Which Of The Following Statements Correctly Describe The North American Free Trade Agreement (Nafta)

What is clear is that NAFTA is still a flash in the air for political views on globalization and free trade in general. Opposition to NAFTA has grown and made it much more politically difficult to implement other similar free trade agreements. This was clearly demonstrated in the summer of 2005, when the Central American Free Trade Agreement (CEFTA) stagnated in Congress due to a lack of support. Two journalists, Dawn Gilbertson and Jonathan J. Higuera, who wrote in the Republic of Arizona to mark the tenth anniversary of NAFTA, summed it up this way: „The reality of 10-year-old NAFTA is this: an ever-changing story of winners and losers, largely separated by where you work and what you do.“ The same goes for the impact of NAFTA on small businesses. For some, it was an opportunity to grow and for others a challenge to overcome. Under only the current U.S. free trade agreements, NAFTA includes a binational dispute settlement mechanism (Chapter 19) to review anti-dumping and countervailing decisions by a national administrative authority. This mechanism was created as a compromise with Canada under the CFTA, which had attempted to eliminate ACM/CVM between the two countries. Mexico also supported the inclusion of this provision in the NAFTA negotiations. However, some U.S. industry groups that have been negatively affected by the Chapter 19 decisions have called for the repeal of the provisions of the NAFTA Binational Review Body. NAFTA has not eliminated regulatory requirements for businesses that wish to trade internationally, such as rules of origin.

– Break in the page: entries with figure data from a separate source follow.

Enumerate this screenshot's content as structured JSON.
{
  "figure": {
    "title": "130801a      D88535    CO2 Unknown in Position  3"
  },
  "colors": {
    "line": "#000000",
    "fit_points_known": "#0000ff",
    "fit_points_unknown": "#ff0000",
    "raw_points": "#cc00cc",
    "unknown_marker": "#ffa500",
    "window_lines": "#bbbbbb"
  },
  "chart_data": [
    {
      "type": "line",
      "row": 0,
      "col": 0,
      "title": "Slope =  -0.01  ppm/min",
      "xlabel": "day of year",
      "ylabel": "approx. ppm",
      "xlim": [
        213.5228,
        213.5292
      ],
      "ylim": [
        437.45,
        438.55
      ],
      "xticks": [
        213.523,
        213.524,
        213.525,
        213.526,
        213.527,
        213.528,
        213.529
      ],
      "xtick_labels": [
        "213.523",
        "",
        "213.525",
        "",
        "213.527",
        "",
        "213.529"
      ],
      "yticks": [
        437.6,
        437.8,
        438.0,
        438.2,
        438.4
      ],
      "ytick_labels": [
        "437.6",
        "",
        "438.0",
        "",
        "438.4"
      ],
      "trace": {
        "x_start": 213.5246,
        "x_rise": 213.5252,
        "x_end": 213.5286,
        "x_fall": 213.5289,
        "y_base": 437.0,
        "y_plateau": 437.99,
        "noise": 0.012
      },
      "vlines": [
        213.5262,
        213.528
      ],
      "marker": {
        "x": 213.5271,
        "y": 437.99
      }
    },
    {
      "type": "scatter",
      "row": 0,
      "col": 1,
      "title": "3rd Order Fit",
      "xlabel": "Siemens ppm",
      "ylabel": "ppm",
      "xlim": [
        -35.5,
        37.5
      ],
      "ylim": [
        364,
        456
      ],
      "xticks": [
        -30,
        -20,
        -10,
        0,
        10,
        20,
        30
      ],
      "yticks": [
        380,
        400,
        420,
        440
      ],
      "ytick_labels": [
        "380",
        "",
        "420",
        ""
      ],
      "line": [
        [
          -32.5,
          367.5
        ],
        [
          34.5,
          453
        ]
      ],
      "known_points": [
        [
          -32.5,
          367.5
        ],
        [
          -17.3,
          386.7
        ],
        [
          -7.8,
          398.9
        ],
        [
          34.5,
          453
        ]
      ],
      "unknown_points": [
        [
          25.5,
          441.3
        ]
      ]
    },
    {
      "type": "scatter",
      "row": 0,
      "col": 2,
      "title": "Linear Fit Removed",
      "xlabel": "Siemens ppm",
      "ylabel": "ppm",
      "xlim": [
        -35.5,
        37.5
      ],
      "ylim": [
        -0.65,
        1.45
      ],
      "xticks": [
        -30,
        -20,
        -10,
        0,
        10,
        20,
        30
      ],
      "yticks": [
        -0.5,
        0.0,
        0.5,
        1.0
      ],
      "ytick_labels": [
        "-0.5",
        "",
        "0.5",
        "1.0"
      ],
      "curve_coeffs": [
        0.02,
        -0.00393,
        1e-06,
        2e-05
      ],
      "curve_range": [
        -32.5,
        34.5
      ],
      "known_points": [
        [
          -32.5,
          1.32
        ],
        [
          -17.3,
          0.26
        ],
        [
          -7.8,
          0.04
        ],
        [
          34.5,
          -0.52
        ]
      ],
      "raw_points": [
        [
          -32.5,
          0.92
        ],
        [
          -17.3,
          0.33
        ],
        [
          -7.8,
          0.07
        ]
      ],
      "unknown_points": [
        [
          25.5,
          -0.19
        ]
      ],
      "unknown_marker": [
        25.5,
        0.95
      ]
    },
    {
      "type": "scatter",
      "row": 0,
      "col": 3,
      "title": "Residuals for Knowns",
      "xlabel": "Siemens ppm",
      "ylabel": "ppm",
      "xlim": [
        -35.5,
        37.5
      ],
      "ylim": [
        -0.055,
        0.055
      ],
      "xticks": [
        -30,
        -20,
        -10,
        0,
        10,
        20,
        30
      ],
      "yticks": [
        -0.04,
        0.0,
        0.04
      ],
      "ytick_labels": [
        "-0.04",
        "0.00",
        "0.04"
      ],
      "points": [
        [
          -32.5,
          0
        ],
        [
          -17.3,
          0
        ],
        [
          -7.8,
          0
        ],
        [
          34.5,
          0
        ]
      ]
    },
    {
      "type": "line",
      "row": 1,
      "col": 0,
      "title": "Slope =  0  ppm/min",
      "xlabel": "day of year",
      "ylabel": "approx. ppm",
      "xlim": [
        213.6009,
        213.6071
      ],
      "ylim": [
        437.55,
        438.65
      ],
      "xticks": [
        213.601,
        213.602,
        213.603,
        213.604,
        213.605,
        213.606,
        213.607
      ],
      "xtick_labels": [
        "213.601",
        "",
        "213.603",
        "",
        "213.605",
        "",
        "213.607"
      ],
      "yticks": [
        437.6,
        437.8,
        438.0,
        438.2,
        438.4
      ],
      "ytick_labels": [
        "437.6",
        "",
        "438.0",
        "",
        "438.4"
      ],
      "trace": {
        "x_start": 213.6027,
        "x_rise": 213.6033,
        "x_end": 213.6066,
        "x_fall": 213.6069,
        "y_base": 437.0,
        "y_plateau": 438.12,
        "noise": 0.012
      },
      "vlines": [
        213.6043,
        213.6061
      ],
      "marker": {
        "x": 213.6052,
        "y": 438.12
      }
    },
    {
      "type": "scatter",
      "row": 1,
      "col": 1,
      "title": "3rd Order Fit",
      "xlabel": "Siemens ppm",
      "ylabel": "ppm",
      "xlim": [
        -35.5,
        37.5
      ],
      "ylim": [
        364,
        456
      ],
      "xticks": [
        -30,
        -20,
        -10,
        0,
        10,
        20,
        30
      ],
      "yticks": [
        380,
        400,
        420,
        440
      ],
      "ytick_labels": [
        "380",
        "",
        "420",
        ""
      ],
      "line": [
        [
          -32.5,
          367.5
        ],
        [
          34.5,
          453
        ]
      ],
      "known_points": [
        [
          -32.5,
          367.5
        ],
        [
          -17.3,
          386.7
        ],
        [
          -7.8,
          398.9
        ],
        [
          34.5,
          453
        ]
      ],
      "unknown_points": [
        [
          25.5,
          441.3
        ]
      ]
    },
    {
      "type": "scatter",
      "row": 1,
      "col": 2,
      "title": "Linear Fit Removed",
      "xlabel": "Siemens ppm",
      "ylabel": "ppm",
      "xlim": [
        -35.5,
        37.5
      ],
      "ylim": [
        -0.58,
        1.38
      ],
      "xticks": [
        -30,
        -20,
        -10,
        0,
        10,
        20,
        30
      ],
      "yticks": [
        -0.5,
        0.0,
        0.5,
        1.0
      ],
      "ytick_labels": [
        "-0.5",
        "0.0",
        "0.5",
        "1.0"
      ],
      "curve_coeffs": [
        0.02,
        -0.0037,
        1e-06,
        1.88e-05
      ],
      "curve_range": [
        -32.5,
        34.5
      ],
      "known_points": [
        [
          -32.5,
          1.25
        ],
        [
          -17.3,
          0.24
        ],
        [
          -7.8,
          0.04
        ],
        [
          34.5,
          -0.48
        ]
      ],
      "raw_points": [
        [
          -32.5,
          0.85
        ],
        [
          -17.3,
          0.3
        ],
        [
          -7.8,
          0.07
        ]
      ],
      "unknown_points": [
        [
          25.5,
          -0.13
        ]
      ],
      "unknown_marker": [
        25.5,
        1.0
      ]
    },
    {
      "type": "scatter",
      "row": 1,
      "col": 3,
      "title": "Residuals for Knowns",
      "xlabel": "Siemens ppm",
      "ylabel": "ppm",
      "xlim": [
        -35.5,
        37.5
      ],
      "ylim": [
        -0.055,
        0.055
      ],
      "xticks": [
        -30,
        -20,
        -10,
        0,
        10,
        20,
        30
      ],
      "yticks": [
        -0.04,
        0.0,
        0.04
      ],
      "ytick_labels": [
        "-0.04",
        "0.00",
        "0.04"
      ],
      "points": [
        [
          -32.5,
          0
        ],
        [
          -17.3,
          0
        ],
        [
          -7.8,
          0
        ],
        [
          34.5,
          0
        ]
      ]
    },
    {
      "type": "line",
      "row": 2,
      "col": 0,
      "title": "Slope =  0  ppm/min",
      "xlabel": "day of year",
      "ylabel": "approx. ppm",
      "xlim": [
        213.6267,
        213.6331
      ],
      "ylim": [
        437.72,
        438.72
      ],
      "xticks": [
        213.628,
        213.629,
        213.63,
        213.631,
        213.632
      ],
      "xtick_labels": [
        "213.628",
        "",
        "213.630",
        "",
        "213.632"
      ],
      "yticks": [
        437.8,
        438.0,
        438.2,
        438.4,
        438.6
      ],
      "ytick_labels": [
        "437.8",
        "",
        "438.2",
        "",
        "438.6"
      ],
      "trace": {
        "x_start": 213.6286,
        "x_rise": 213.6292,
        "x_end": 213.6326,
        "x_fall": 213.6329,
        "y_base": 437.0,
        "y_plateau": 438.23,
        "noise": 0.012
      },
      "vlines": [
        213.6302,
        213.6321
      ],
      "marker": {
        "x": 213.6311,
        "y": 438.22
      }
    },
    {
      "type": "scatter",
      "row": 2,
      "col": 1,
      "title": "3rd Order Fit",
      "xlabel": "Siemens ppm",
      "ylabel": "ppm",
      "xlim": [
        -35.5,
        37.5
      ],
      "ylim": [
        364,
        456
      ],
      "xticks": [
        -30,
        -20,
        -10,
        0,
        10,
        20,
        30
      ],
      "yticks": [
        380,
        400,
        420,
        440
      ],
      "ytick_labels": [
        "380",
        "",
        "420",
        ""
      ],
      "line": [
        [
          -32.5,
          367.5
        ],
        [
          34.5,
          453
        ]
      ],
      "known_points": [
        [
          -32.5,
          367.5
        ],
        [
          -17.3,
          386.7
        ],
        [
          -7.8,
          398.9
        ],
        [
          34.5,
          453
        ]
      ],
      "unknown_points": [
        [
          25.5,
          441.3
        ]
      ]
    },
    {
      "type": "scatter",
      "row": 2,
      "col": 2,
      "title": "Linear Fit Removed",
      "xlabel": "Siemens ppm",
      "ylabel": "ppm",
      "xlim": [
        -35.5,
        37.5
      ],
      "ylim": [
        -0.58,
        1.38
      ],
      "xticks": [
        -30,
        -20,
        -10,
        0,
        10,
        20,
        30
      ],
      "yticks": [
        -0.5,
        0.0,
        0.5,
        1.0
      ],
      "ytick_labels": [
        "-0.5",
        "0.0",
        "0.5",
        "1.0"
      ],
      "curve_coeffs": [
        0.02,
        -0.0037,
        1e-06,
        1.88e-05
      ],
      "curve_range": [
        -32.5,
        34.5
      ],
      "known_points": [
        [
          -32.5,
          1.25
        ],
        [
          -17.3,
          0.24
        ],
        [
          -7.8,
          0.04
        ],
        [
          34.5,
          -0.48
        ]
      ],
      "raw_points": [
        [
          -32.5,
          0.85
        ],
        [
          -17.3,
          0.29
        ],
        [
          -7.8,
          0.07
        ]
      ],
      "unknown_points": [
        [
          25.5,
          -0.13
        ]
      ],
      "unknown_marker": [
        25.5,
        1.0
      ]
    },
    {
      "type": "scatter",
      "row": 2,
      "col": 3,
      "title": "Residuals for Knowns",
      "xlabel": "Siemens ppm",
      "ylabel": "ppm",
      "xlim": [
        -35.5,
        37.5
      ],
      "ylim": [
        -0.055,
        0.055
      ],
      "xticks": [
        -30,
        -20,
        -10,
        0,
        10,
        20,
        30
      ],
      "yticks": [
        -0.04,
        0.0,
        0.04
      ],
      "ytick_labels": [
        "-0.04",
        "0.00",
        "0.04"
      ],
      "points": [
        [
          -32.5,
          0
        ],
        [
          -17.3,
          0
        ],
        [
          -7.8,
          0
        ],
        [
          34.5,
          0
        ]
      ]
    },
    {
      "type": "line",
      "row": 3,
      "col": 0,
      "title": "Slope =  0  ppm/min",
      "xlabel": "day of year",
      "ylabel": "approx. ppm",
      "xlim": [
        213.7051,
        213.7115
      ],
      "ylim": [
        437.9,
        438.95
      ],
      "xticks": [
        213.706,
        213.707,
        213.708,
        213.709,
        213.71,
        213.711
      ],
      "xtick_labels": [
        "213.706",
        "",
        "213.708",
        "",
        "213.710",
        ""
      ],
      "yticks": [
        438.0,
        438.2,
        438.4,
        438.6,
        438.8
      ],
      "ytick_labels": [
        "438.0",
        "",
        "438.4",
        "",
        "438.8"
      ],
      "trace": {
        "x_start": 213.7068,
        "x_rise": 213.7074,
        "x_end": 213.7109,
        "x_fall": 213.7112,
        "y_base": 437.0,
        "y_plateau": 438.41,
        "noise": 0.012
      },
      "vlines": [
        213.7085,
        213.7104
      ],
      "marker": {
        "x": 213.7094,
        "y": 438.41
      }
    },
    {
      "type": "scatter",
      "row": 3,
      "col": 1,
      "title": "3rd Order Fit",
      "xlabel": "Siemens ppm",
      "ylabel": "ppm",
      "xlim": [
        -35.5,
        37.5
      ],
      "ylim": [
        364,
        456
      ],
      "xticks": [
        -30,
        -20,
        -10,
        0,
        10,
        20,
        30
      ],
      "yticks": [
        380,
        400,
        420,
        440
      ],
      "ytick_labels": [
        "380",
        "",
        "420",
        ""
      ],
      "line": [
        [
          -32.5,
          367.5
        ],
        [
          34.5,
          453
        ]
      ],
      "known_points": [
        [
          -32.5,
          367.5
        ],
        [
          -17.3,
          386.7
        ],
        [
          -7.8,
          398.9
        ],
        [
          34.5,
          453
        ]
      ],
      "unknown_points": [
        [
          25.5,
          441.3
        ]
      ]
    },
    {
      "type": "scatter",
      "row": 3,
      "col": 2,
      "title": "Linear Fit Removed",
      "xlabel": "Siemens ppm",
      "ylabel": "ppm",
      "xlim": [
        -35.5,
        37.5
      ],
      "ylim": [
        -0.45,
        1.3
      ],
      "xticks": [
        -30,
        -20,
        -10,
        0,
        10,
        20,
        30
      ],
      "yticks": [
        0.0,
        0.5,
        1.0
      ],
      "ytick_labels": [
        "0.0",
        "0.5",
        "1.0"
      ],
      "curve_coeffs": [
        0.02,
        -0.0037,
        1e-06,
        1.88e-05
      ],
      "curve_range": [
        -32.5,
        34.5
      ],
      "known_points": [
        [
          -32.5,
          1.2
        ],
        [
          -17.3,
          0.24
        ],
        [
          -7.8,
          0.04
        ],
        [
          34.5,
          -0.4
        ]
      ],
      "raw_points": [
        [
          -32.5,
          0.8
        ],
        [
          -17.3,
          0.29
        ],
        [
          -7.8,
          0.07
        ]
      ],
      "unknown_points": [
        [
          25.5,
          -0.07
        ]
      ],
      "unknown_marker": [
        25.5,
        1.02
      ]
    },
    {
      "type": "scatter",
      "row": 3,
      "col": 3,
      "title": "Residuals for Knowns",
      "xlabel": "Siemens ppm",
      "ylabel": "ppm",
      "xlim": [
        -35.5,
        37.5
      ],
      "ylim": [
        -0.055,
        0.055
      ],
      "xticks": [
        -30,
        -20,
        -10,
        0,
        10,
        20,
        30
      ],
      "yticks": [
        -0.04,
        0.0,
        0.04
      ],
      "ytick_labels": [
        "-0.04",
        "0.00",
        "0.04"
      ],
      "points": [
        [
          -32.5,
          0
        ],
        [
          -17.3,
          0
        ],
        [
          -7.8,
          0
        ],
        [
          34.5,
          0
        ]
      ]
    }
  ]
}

B and documentation requirements that determine whether certain goods may be traded under NAFTA. The free trade agreement also includes administrative, civil and criminal penalties for companies that violate the laws or customs procedures of the three countries. A study published in the August 2008 issue of the American Journal of Agricultural Economics found that NAFTA increased U.S. agricultural exports to Mexico and Canada, even though most of the increase occurred a decade after its ratification. The study focused on the impact that progressive periods of „phased implementation“ of regional trade agreements, including NAFTA, have on trade flows. Most of the increase in Members` agricultural trade, which was only recently transferred to the World Trade Organization, was due to very high trade barriers prior to NAFTA or other regional trade agreements. [91] Source: Compiled by CRS using U.S. trade data. Census Bureau, www.census.gov/foreign-trade/balance/country.xlsx (data accessed February 8, 2017). Some of the most significant changes have taken place in the textile, apparel, automotive and agricultural industries.

The removal of barriers to trade in these key industries is summarized below. Fourth, NAFTA has established procedures to resolve trade disputes. The parties would begin with a formal discussion, followed by a discussion at a meeting of the Free Trade Commission, if necessary. If the disagreement was not resolved, a committee reviewed the dispute. The process allowed all parties to avoid costly lawsuits in local courts and helped them interpret the complex rules and procedures of NAFTA. This protection against trade disputes also applied to investors. The objective of NAFTA was to remove barriers to trade and investment between the United States, Canada and Mexico. The introduction of NAFTA on January 1, 1994 resulted in the immediate elimination of tariffs on more than half of Mexico`s exports to the United States.